On 14/Feb/11 20:27, Bowie Bailey wrote:
> On 2/14/2011 2:21 PM, Carlos Lopez wrote:
>>> I was wondering whether there is some way in Courier (using 
>>> authlib, using authmysql) to catch the event of a multiple
>>> login failure, such as in the case of spambots trying to
>>> bruteforce an account, to temporarily ban the IP?
>>
>> You can use either, Mysql or authlib logs and then do a grep or
>> any similar tools that can filter any failure login.
>>
>> If you want to ban the IP that any anonymous user is using to
>> login, in my case I've used Linux IPTABLES and dynamic rule
>> changing thru a scrip.
> 
> Check out fail2ban.  You can use it to watch the log files and ban any
> IP with more than a certain number of failures.  It can be used for any
> service that logs failures.

Ipqbdb has similar functionality --Linux only.  Neither of them would
resist against distributed attacks, though.
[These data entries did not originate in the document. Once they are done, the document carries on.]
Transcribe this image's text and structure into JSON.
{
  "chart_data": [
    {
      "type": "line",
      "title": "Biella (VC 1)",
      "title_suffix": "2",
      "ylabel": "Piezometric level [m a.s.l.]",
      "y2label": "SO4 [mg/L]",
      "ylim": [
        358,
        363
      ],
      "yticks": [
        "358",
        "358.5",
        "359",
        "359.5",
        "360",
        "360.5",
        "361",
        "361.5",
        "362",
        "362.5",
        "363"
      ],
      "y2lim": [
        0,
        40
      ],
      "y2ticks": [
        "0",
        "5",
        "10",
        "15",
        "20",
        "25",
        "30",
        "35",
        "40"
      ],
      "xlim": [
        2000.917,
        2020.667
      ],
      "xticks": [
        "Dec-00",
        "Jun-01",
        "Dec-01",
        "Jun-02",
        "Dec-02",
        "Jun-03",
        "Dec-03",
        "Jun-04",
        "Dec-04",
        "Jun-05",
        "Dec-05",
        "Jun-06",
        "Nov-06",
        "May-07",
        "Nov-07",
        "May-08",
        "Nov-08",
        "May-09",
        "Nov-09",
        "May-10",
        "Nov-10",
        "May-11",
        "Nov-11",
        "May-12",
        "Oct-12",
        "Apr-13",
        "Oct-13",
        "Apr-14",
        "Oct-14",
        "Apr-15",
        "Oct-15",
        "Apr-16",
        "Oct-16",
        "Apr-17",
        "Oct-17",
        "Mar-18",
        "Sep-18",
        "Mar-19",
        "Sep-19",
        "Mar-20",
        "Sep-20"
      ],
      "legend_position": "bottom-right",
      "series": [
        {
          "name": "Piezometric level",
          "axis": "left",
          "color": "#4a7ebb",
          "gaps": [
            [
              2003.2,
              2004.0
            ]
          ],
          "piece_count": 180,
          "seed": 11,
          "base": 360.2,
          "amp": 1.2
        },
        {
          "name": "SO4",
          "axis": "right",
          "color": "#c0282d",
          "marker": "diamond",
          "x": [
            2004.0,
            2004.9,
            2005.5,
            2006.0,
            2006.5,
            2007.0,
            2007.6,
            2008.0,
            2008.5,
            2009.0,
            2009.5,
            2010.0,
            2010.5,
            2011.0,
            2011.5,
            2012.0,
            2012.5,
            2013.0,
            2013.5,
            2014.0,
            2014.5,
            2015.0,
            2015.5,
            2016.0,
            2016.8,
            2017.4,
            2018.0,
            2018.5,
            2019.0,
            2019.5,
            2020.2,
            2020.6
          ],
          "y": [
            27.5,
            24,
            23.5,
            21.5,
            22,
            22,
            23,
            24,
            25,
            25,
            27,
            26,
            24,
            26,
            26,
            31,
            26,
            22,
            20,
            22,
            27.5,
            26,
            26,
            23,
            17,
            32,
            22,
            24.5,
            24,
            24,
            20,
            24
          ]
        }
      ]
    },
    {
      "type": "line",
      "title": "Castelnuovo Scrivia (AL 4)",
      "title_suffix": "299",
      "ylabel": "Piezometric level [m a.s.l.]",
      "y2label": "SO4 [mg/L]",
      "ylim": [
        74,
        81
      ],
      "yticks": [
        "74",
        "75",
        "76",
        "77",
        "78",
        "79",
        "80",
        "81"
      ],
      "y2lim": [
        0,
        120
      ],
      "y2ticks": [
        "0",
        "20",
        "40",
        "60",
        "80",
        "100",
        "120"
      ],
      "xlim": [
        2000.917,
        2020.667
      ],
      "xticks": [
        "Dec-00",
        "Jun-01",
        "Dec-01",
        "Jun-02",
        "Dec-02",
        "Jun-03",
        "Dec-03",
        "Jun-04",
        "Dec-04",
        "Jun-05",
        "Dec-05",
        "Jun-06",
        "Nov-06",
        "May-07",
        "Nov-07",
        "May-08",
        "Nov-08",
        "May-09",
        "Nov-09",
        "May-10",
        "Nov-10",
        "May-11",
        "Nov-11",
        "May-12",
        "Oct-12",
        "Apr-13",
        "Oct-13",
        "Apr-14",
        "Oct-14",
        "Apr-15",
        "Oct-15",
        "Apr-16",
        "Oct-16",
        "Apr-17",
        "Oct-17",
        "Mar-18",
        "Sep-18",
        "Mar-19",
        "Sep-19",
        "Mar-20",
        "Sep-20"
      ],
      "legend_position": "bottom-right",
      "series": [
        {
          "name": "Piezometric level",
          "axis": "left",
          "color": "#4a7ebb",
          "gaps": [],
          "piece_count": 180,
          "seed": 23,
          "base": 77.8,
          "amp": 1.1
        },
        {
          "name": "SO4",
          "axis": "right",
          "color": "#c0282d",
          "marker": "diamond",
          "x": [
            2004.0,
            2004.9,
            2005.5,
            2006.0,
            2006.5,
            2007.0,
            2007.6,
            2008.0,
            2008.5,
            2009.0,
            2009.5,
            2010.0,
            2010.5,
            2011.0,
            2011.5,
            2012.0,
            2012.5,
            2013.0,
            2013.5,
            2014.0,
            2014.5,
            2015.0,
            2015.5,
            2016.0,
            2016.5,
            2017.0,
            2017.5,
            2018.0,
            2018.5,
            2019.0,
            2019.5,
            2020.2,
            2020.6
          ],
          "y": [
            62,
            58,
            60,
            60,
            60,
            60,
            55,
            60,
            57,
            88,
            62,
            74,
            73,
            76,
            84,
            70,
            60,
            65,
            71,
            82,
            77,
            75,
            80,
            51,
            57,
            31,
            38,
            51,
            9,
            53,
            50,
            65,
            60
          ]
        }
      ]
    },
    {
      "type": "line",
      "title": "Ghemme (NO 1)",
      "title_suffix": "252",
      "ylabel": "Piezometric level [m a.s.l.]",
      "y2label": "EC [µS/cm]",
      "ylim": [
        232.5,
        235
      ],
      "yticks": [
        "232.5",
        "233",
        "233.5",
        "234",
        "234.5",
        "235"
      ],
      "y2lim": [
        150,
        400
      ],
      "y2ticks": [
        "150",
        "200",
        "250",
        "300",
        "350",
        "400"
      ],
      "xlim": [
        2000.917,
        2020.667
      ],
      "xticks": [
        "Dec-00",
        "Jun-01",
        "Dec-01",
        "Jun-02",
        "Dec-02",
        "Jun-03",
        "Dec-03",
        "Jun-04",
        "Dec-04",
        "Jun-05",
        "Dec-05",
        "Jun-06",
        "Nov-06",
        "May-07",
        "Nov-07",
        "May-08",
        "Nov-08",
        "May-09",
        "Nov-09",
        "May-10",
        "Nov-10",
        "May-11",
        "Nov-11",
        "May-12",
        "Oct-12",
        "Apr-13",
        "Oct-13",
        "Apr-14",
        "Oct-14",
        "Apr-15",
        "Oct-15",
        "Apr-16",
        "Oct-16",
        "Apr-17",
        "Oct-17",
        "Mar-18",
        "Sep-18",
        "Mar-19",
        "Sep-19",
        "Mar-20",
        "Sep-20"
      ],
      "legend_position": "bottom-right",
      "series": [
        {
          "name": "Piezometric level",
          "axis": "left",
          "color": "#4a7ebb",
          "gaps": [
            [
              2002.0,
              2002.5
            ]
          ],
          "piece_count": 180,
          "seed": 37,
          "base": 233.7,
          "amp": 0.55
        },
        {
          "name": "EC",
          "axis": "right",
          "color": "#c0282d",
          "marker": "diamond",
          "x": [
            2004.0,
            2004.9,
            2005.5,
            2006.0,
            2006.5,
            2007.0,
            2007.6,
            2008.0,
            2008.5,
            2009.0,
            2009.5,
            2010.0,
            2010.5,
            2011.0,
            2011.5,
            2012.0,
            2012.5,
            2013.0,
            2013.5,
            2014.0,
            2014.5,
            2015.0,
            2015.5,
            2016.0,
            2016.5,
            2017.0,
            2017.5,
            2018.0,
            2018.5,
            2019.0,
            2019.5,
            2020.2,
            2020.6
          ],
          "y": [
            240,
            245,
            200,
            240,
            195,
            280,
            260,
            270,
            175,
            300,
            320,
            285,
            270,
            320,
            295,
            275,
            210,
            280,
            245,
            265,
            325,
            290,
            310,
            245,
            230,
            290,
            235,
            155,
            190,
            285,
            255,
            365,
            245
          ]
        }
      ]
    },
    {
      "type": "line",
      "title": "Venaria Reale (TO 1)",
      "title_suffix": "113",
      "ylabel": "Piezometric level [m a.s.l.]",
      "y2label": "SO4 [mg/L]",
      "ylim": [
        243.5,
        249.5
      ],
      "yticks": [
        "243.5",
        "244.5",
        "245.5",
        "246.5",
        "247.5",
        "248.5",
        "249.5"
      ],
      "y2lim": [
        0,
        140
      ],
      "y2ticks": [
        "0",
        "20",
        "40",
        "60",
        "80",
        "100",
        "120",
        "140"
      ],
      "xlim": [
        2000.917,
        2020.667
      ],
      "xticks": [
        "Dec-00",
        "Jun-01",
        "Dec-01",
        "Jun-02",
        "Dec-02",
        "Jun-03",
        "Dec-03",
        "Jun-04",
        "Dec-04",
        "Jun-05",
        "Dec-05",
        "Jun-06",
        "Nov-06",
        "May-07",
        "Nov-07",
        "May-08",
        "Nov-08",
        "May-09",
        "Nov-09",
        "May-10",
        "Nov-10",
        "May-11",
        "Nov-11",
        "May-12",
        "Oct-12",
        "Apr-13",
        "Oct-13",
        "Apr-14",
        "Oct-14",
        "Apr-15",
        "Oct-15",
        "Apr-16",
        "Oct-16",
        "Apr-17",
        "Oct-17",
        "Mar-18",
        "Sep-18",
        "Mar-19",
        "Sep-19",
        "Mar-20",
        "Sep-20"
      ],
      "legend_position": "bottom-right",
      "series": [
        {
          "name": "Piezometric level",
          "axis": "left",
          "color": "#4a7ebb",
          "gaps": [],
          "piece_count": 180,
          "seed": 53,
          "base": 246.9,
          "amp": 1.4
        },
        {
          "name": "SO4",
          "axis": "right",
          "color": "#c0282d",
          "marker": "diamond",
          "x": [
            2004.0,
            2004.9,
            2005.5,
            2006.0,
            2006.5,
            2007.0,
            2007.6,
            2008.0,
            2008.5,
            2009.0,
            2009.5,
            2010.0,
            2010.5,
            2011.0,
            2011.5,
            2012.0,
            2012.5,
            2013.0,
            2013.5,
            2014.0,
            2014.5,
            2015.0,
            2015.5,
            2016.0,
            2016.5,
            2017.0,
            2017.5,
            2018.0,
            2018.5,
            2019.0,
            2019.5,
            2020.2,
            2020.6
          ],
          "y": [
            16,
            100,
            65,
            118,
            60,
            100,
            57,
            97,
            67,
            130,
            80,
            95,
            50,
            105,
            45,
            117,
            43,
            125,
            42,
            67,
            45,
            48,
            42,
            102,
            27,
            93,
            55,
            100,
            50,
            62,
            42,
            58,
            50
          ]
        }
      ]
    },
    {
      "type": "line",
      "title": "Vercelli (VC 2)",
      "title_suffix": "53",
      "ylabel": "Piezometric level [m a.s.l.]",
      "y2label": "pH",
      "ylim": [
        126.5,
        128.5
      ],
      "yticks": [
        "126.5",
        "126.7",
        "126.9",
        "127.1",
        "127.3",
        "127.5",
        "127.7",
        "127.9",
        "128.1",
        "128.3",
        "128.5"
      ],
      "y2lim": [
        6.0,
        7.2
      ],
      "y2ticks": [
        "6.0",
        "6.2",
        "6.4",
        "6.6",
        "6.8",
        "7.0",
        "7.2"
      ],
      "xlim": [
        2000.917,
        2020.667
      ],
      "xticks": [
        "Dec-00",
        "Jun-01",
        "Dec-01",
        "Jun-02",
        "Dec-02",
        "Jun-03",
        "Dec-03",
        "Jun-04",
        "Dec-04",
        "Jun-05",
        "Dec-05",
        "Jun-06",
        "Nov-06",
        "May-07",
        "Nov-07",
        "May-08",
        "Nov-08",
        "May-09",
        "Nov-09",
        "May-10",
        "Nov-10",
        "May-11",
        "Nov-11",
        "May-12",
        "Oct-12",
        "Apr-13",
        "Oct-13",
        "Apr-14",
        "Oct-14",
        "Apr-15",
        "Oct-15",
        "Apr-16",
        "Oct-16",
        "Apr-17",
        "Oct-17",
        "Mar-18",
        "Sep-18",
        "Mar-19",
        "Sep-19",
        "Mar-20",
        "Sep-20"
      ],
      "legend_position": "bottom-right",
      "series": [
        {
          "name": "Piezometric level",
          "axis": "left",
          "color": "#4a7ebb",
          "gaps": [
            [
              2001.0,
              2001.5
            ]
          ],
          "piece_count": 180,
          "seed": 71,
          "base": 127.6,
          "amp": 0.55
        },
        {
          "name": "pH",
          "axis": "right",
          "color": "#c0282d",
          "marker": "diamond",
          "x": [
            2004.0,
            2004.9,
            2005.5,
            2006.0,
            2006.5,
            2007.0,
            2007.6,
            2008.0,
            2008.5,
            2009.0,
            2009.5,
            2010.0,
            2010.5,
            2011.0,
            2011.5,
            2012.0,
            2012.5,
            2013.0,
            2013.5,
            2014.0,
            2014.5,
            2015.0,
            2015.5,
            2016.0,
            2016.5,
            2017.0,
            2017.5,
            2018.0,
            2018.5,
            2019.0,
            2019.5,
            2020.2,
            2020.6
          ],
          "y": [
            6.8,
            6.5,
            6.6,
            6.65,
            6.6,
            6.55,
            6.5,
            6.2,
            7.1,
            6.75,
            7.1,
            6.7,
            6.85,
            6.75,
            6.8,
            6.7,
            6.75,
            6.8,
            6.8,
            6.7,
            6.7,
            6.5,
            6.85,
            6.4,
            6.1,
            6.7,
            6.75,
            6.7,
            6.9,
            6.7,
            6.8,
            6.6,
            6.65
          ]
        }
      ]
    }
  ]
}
Built-in tarpit works well against timid attackers.  Determined
crackers quickly reach the maximum connection limit and may hold it
indefinitely.  I hope we'll have refined better countermeasures by the
time well crafted attacks will come.  For example, we could block
logins, from any IP address, for users affected by more than N failed
logins since the last password change.